Drilling eight wells without losing costly drilling and logging equipment in the hole, while reducing both fishing time and the cost of redrilling sidetracks, has saved millions of dollars. Factoring in the cost of the original study and the incremental cost of applying the optimized drilling fluid design to each new well, it has cost Al-Khafji Joint Operations only about 5% of the total amount saved per well to pay for this new technology. In other words, about 40% of the amount of money saved in the very first well covered the design costs for all eight wells. This represents an excellent return on investment.

There have been additional benefits achieved as well in the Khafji field.

For example, hole conditions have become much better for logging-while-drilling due to a reduction in breakouts. Smoother wellbore shape has enhanced the quality of formation evaluation data acquired in those wells. In addition, improved hole conditions have reduced unnecessary costs associated with cementing, since the need for excess cement has been minimized. With less cement to drill through, tool failures due to high vibration have also been reduced, further saving operational expenses.
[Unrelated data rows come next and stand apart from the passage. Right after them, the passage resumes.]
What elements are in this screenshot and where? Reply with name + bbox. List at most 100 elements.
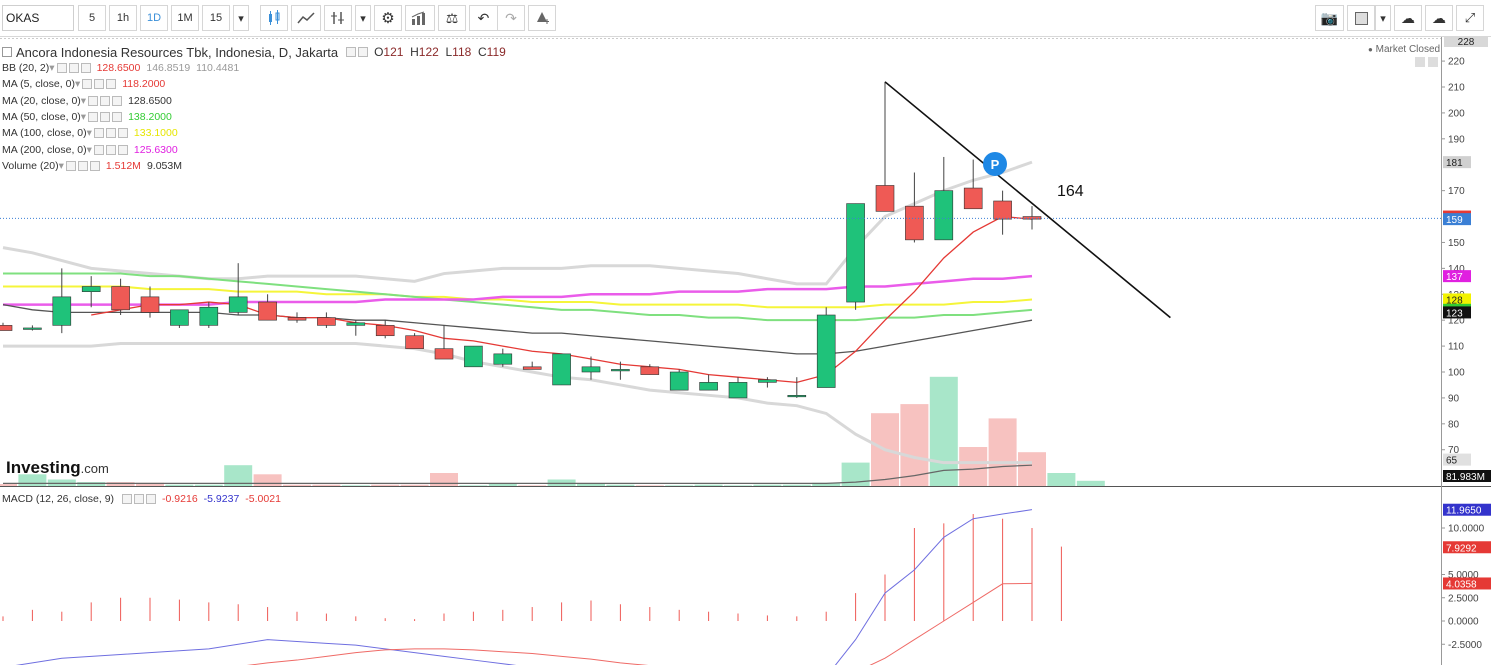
- gear-icon[interactable]: [105, 128, 116, 139]
- camera-icon: 📷: [1320, 9, 1338, 26]
- indicator-label[interactable]: MA (5, close, 0): [2, 78, 75, 91]
- macd-badge-label: 4.0358: [1446, 579, 1477, 590]
- candle-body: [963, 187, 983, 210]
- alert-button[interactable]: [528, 5, 556, 31]
- interval-1d[interactable]: 1D: [140, 5, 168, 31]
- gear-icon[interactable]: [94, 79, 105, 90]
- price-badge-label: 128: [1446, 295, 1463, 306]
- axis-top-badge: [1444, 37, 1488, 47]
- candles-style-button[interactable]: [260, 5, 288, 31]
- close-icon[interactable]: [80, 63, 91, 74]
- fullscreen-button[interactable]: ⤢: [1456, 5, 1484, 31]
- compare-button[interactable]: [324, 5, 352, 31]
- candle-body: [993, 200, 1012, 220]
- chevron-down-icon[interactable]: ▾: [49, 62, 55, 75]
- close-icon[interactable]: [89, 160, 100, 171]
- price-tick-label: 190: [1448, 134, 1465, 145]
- volume-bar: [47, 479, 76, 486]
- gear-icon[interactable]: [77, 160, 88, 171]
- candle-body: [0, 325, 13, 331]
- indicator-label[interactable]: BB (20, 2): [2, 62, 50, 75]
- chart-legend: Ancora Indonesia Resources Tbk, Indonesi…: [2, 44, 506, 174]
- price-tick-label: 80: [1448, 419, 1460, 430]
- indicator-label[interactable]: MA (50, close, 0): [2, 111, 81, 124]
- indicators-button[interactable]: [291, 5, 321, 31]
- price-tick-label: 110: [1448, 342, 1464, 353]
- indicator-value: 128.6500: [128, 94, 172, 107]
- eye-icon[interactable]: [65, 160, 76, 171]
- candle-body: [787, 395, 807, 398]
- interval-1h[interactable]: 1h: [109, 5, 137, 31]
- eye-icon[interactable]: [88, 112, 99, 123]
- chevron-down-icon: ▾: [360, 12, 366, 25]
- price-tick-label: 210: [1448, 83, 1465, 94]
- close-icon[interactable]: [117, 128, 128, 139]
- gear-icon[interactable]: [68, 63, 79, 74]
- volume-bar: [900, 404, 929, 486]
- indicator-label[interactable]: MA (20, close, 0): [2, 94, 81, 107]
- interval-5[interactable]: 5: [78, 5, 106, 31]
- bar-chart-button[interactable]: [405, 5, 435, 31]
- symbol-input[interactable]: OKAS: [2, 5, 74, 31]
- macd-value: -0.9216: [162, 493, 198, 505]
- interval-dropdown-button[interactable]: ▾: [233, 5, 249, 31]
- line-chart-icon: [297, 12, 315, 24]
- chevron-down-icon[interactable]: ▾: [86, 143, 92, 156]
- price-tick-label: 70: [1448, 445, 1460, 456]
- eye-icon[interactable]: [88, 95, 99, 106]
- macd-label: MACD (12, 26, close, 9): [2, 493, 115, 505]
- price-chart[interactable]: 164P220210200190170150140130120110100908…: [0, 37, 1491, 665]
- candle-body: [199, 306, 219, 326]
- undo-button[interactable]: ↶: [469, 5, 497, 31]
- macd-line: [15, 509, 1033, 665]
- candle-body: [405, 335, 424, 349]
- indicator-label[interactable]: Volume (20): [2, 159, 59, 172]
- eye-icon[interactable]: [82, 79, 93, 90]
- candle-body: [258, 301, 277, 321]
- symbol-title-row: Ancora Indonesia Resources Tbk, Indonesi…: [2, 44, 506, 60]
- indicator-label[interactable]: MA (100, close, 0): [2, 127, 87, 140]
- gear-icon[interactable]: [100, 95, 111, 106]
- indicator-label[interactable]: MA (200, close, 0): [2, 143, 87, 156]
- chevron-down-icon[interactable]: ▾: [80, 94, 87, 107]
- collapse-icon[interactable]: [2, 47, 12, 57]
- scale-button[interactable]: ⚖: [438, 5, 466, 31]
- close-icon[interactable]: [112, 95, 123, 106]
- chevron-down-icon[interactable]: ▾: [74, 78, 81, 91]
- cloud-save-button[interactable]: ☁: [1425, 5, 1453, 31]
- interval-15[interactable]: 15: [202, 5, 230, 31]
- settings-button[interactable]: ⚙: [374, 5, 402, 31]
- eye-icon[interactable]: [56, 63, 67, 74]
- volume-bar: [283, 484, 311, 486]
- candle-body: [846, 203, 865, 303]
- chevron-down-icon[interactable]: ▾: [58, 159, 64, 172]
- cloud-load-button[interactable]: ☁: [1394, 5, 1422, 31]
- close-icon[interactable]: [112, 112, 123, 123]
- gear-icon[interactable]: [134, 494, 145, 504]
- eye-icon[interactable]: [93, 128, 104, 139]
- layout-dropdown-button[interactable]: ▾: [1375, 5, 1391, 31]
- price-tick-label: 170: [1448, 186, 1465, 197]
- close-icon[interactable]: [106, 79, 117, 90]
- compare-dropdown-button[interactable]: ▾: [355, 5, 371, 31]
- redo-button[interactable]: ↷: [497, 5, 525, 31]
- layout-button[interactable]: [1347, 5, 1375, 31]
- close-icon[interactable]: [146, 494, 157, 504]
- eye-icon[interactable]: [122, 494, 133, 504]
- macd-tick-label: 2.5000: [1448, 593, 1479, 604]
- gear-icon[interactable]: [358, 47, 369, 57]
- price-tick-label: 120: [1448, 316, 1465, 327]
- volume-bar: [518, 485, 547, 486]
- eye-icon[interactable]: [346, 47, 357, 57]
- gear-icon[interactable]: [100, 112, 111, 123]
- annotation-label: 164: [1057, 183, 1084, 200]
- candle-body: [434, 348, 454, 360]
- snapshot-button[interactable]: 📷: [1314, 5, 1344, 31]
- volume-bar: [753, 484, 782, 486]
- interval-1m[interactable]: 1M: [171, 5, 199, 31]
- chevron-down-icon[interactable]: ▾: [86, 127, 92, 140]
- chevron-down-icon[interactable]: ▾: [80, 111, 87, 124]
- eye-icon[interactable]: [93, 144, 104, 155]
- close-icon[interactable]: [117, 144, 128, 155]
- gear-icon[interactable]: [105, 144, 116, 155]
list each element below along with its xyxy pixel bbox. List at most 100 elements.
This methodology was so successful with the first three shales that Al-Khafji Joint Operations decided to extend the study to three additional shales, deeper in the Khafji field. Every shale is somewhat different, so each horizontal well must be planned independently. Once the underlying time-dependent wellbore instability mechanisms are understood, the costs of mitigating those effects are tiny compared with the ultimate payoff.

The optimal approach lies in integrating wellbore geomechanics with drilling fluid design to generate holistic solutions. To this end, a worldwide patent has been filed on this field-based drilling fluid optimization methodology for time-dependent shale stability problems. The method applies to all shales and all mud types.